Ok, so looked around at DBI solutions tonight while trying to sort out linking issues for the syscall interceptor.

So I think the way to do this would be to use a DBI like tinyinst and limit it to only the main executable being debugged. This is probably slide worthy.

kallsyms commented 1 year ago

hopefully search is good enough to find this since i don't see a better issue to tag this under.

measured the "round trip" time in simplevm to go from beginning of hypervisor exception handling, back to guest smc, back to hypervisor handling. this ends up being pretty consistently ~60 24mhz clock ticks = (1s/24,000,000)*60 = 0.0000025s = 2.5us. this is significantly better than expected... for reference, the following simple program which times how long a nonexistant syscall takes to just ret back to userland clocks in at ~40 ticks per iteration, so hypervisor overhead is not even double of what is in theory the most minimal syscall possible.

#include <stdio.h>
#include <stdint.h>

#include <sys/syscall.h>
#include <unistd.h>

int main() {
    uint64_t last = 0;

    for (int i =0; i < 1000; i++) {
        uint64_t val;
        asm volatile("mrs %0, CNTPCT_EL0"
                     : "=r"(val));
        syscall(8);  // shouldn't exist, probably quickest way to bounce back to userland
        printf("%llu\n", val - last);
        last = val;
    }
    return 0;
}
kallsyms commented 1 year ago

... just realized i had also left in some other printing (and reg fetching) in the hypervisor example. with that removed it's down to 30 ticks. which now makes me question the above code since that takes longer but maybe xnu's enosys handling is slow? either way, it's about 1us now still including the necessary PC get and set to jump to the next insn.
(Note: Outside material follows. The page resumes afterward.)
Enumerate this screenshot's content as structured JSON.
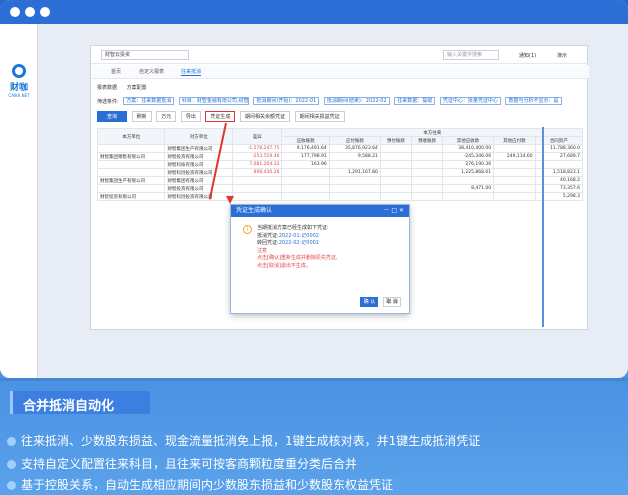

pmarkowsky commented 1 year ago

https://developer.apple.com/documentation/hypervisor#3627361

Would be my guess as to why.

On Thu, May 18, 2023 at 6:14 PM Nick Gregory @.***> wrote:

... just realized i had also left in some other printing (and reg fetching) in the hypervisor example. with that removed it's down to 30 ticks. which now makes me question the above code since that takes longer but maybe xnu's enosys handling is slow? either way, it's about 1us now.